Louise M Bishop (PhD, Fordham University, 1984) is Associate Professor Emerita of Literature at the Robert D. Clark Honors College. A native of New Jersey and award-winning teacher, her academic training focused on the European Middle Ages. She has treated in both her research and her teaching fourteenth- and fifteenth-century Middle English poetry and prose, including the poetry and prose of Geoffrey Chaucer, William Langland, and Reginald Pecock, along with anonymous works that abound in a manuscript era.
Her book Words, Stones and Herbs: The Healing Word in Medieval and Early Modern England (Syracuse University Press, 2007) considers ideas about and practices of healing in Middle English poetry and prose, exploring the cognitive and physical effects of words in the healing process. The “afterlives” of Chaucer and Langland in the sixteenth through nineteenth centuries, as well as medieval-themed movies and “medievalism” generally, animate her thinking. Her interests include sixteenth-century Britain, early to late, including the run-up to the Tudor dynasty and its memorialization in theatre, including Shakespeare's. She has explored conceptions of the heart and its centrality to the health of body and mind as expressed in medieval and early modern literature.
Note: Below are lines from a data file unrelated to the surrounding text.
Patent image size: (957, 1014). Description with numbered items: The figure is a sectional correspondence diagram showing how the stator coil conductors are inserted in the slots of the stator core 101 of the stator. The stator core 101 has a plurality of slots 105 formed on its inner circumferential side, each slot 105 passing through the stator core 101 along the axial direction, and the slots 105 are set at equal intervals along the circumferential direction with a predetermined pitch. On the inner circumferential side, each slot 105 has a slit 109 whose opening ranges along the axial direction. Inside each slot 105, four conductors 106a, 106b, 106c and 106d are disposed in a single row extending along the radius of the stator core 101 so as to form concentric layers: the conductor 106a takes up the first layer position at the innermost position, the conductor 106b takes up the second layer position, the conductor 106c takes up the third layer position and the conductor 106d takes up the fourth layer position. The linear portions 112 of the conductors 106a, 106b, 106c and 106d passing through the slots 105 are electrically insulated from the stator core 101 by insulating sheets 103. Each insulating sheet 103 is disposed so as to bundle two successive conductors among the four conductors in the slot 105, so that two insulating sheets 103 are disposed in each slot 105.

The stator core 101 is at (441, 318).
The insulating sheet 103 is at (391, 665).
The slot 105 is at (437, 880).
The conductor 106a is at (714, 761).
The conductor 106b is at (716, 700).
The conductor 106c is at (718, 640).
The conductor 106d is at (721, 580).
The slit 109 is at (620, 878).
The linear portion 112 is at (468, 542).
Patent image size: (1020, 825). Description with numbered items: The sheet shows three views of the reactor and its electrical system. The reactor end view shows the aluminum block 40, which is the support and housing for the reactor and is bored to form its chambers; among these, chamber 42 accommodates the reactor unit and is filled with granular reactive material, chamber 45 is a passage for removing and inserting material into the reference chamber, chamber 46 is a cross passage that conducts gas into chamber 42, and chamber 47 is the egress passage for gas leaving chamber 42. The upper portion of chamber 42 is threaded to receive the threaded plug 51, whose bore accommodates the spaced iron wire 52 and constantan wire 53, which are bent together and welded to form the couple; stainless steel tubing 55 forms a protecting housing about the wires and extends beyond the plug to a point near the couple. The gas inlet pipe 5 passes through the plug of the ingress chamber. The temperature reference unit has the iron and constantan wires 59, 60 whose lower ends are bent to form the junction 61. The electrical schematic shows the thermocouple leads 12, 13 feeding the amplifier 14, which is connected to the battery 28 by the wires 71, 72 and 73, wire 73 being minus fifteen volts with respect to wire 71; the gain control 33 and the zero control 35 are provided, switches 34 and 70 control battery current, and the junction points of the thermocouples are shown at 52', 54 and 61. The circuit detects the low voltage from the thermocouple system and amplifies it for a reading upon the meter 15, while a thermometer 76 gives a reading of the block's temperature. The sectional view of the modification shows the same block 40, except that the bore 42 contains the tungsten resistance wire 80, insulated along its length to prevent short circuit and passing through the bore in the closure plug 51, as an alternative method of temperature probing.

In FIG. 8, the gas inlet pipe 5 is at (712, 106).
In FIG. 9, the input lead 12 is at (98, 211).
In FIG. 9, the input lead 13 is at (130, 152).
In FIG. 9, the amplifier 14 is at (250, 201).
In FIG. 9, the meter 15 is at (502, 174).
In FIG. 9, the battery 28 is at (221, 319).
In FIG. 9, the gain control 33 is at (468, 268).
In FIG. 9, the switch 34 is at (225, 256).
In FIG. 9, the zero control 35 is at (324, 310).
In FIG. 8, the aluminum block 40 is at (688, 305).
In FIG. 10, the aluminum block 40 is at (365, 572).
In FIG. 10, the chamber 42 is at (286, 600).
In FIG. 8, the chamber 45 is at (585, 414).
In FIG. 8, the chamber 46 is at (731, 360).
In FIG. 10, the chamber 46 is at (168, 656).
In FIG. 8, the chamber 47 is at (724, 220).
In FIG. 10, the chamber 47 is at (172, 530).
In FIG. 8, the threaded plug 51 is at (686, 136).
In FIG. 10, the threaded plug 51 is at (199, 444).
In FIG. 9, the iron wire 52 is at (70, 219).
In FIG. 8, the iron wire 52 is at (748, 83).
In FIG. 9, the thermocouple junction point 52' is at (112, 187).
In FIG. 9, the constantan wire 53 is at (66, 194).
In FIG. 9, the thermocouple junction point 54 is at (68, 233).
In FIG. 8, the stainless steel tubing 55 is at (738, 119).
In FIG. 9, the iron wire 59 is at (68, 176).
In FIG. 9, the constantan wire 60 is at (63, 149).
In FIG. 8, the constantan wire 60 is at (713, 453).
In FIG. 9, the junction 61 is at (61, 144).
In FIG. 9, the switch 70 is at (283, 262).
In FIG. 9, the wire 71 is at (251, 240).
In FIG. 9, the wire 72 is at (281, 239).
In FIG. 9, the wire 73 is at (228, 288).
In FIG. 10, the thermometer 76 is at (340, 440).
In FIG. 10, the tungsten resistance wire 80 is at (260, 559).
Bishop has developed graduate and undergraduate courses on the medieval dream vision, Middle English mystics, medieval movies, medieval travel—pilgrimage and crusade, medievalism, and medieval healing under such titles as “Inventing the Middle Ages” and “The Idea of the Vernacular.” In 1996 Bishop taught for the UO in Avignon, France. In concert with Keble College, University of Oxford, she developed and supervised the Clark Honors College's tutorial-based Trinity-term CHC@Oxford program from 2014 through 2018.
Besides serving as Associate Dean of the CHC three times (2008-2011; 2013-2014; 2016-2017), Bishop's professional activity has included travel to several European countries; Accra, Ghana; Rio de Janeiro, Brazil; and the states of Kerala and Tamil Nadu in India.